Publications

MicroscopeSketch: Accurate Sliding Estimation Using Adaptive Zooming.

Published in Knowledge Discovery and Data Mining (KDD) 2023, 2023

High-accuracy real-time data stream estimations are critical for various applications, and sliding-window-based techniques have attracted wide attention. However, existing solutions struggle to achieve high accuracy, generality, and low memory usage simultaneously. To overcome these limitations, we present MicroscopeSketch, a high-accuracy sketch framework. Our key technique, called adaptive zooming, dynamically adjusts the granularity of counters to maximize accuracy while minimizing memory usage. By applying MicroscopeSketch to three specific tasks—frequency estimation, top-𝑘 frequent items discovery, and top-𝑘 heavy changes identification—we demonstrate substantial improvements over existing methods, reducing errors by roughly 4 times for frequency estimation and 3 times for identifying top-𝑘 items. The relevant source code is available in a GitHub repository.

Download here

SketchPolymer: Estimate Per-item Tail Quantile Using One Sketch.

Published in Knowledge Discovery and Data Mining (KDD) 2023, 2023

Estimating the quantile of distribution, especially tail distribution, is an interesting topic in data stream models, and has obtained extensive interest from many researchers.

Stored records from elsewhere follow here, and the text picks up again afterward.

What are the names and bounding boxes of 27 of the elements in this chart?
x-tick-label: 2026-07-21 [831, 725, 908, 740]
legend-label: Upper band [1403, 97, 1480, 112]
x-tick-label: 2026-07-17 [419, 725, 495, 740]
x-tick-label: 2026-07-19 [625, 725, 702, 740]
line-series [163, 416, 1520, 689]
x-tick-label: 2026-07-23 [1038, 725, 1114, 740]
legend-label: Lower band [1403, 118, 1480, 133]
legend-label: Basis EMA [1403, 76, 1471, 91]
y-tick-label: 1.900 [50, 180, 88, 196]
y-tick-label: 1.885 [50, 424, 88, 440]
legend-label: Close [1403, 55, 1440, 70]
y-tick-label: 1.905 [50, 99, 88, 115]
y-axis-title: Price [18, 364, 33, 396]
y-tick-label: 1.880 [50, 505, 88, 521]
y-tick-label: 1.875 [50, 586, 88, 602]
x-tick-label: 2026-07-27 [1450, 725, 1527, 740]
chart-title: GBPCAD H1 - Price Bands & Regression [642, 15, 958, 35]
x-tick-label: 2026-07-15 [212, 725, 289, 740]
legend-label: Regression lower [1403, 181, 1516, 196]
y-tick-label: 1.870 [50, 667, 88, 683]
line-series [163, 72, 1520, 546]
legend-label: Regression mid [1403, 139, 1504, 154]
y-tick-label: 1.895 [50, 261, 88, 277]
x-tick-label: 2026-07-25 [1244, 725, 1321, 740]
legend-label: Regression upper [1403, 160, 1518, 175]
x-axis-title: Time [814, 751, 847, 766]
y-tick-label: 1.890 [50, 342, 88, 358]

In this paper, we propose a novel sketch, namely SketchPolymer to accurately estimate per-item tail quantile. SketchPolymer uses a technique called Early Filtration to filter infrequent items, and another technique called VSS to reduce error. Our experimental results show that the accuracy of SketchPolymer is on average 32.67 times better than state-of-the-art techniques. We also implement our SketchPolymer on P4 and FPGA platforms to verify its deployment flexibility. All our codes are available at GitHub.

Download here

Finding Persistent and Infrequent Flows

Published in Transactions on Networking (ToN) 2023, 2023

Finding persistent and low-active activity periods is very helpful in practice, for example to detect intrusion activities. Most of the literature focuses on finding persistent flows or frequent flows. No previous work is able to find persistent and infrequent flows. In this paper, we propose a novel sketch data structure, PISketch, to find persistent and infrequent flows in real time. The key idea of PISketch is to define a weight and its Reward and Penalty System for each flow to combine and balance the information of both persistency and infrequency, and to keep high-weighted flows in a limited space through a strategy. We implement PISketch on P4, FPGA, and CPU platforms, and compare the performance of PISketch with two strawman solutions (On-Off + CM sketch, and PIE + CM sketch), in terms of finding persistent and infrequent flows. Our experimental results demonstrate the advantage of PISketch, by comparing it to two strawman solutions: 1) The F1 Score of PISketch is around 22.1% and 57.6% higher than two strawman solutions, respectively; 2) The Average Relative Error (ARE) of PISketch is around 820.9 (up to 1188.8) and 126.2 (up to 265.6) times lower than two strawman solutions, respectively; 3) The insertion throughput of PISketch is around 1.23 and 16.5 times higher than two strawman solutions, respectively. Moreover, we implement two concrete cases of PISketch through end-to-end experiments. All of our codes are available at GitHub.

Download here

Published in , 1900

SHE: A Generic Framework for Data Stream Mining over Sliding Windows.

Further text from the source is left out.